Rebutted and desperately clinging to a couch that was doing 360's at a faster and faster pace, I thought about what my friend, the host, had said. Maybe I didn't get it. Maybe the physical aspects of marriage were the best part.
Years later, I still hide on that mountain from time to time. I'm not willing to die on the mountain of Family Game Night, but I like to visit it every once in awhile. See, I get that there are certain adult activities and tax provisions that make marriage seem worth it, but I'd like to think, foolishly, that the best things in marriage live in the mundane.
I make dinner for myself and I wonder what it would be like to make it with somebody I care about that doesn't have a wiener.
I sit in bed and stare at the ceiling and wonder if a spouse would think the stain above me looked like Edward R. Murrow too or if she would say I was being naive, that it was really Chubby Checker.
I watch movies and wonder what it might feel like to have a spouse agree with me that this movie sucks and we should turn it off and go out for ice cream but she needed to take her lact-aid pill, because dairy just doesn't sit well with her.
I stand in front of the wall of pasta sauces at the store and dream of a time when I can get into a heated argument about Prego vs.

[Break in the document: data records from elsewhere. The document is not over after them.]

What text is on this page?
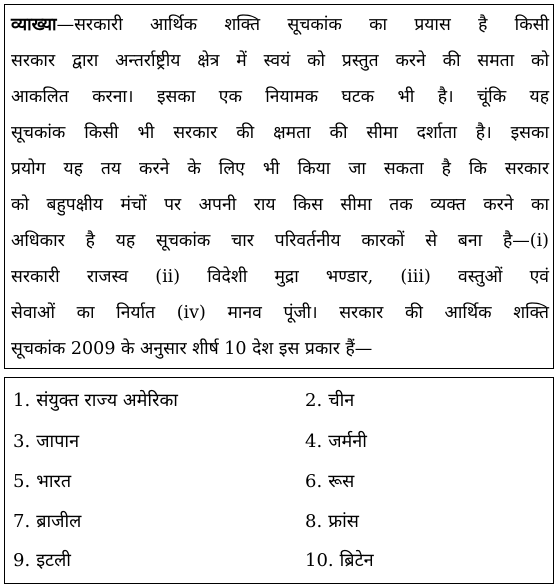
व्याख्या—सरकारी आर्थिक शक्ति सूचकांक का प्रयास है किसी
सरकार द्वारा अन्तर्राष्ट्रीय क्षेत्र में स्वयं को प्रस्तुत करने की समता को
आकलित करना। इसका एक नियामक घटक भी है। चूंकि यह
सूचकांक किसी भी सरकार की क्षमता की सीमा दर्शाता है। इसका
प्रयोग यह तय करने के लिए भी किया जा सकता है कि सरकार
को बहुपक्षीय मंचों पर अपनी राय किस सीमा तक व्यक्त करने का
अधिकार है यह सूचकांक चार परिवर्तनीय कारकों से बना है—(i)
सरकारी राजस्व (ii) विदेशी मुद्रा भण्डार, (iii) वस्तुओं एवं
सेवाओं का निर्यात (iv) मानव पूंजी। सरकार की आर्थिक शक्ति
सूचकांक 2009 के अनुसार शीर्ष 10 देश इस प्रकार हैं—
1. संयुक्त राज्य अमेरिका	2. चीन
3. जापान	4. जर्मनी
5. भारत	6. रूस
7. ब्राजील	8. फ्रांस
9. इटली	10. ब्रिटेन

Ragu so that one of us can storm of crying to the cereal aisle because the other one said we were "as italian as William Wallace."
I wonder what it would be like to say, "That's what she said." And to actually have a specific "she" that I was referring to.
Yeah, there's other stuff about marriage that is nice I'm sure. But I'm pretty low-maintenance.
After the mudslide incident, I'd have other discussions about marriage with those guys. Sure enough, I tend to get dismissed with comments about "Family Game Night" or "Chocolate Mudslides." I've probably earned that. Sometimes, when I get a few drinks in me, I just say some plain, old, stupid stuff.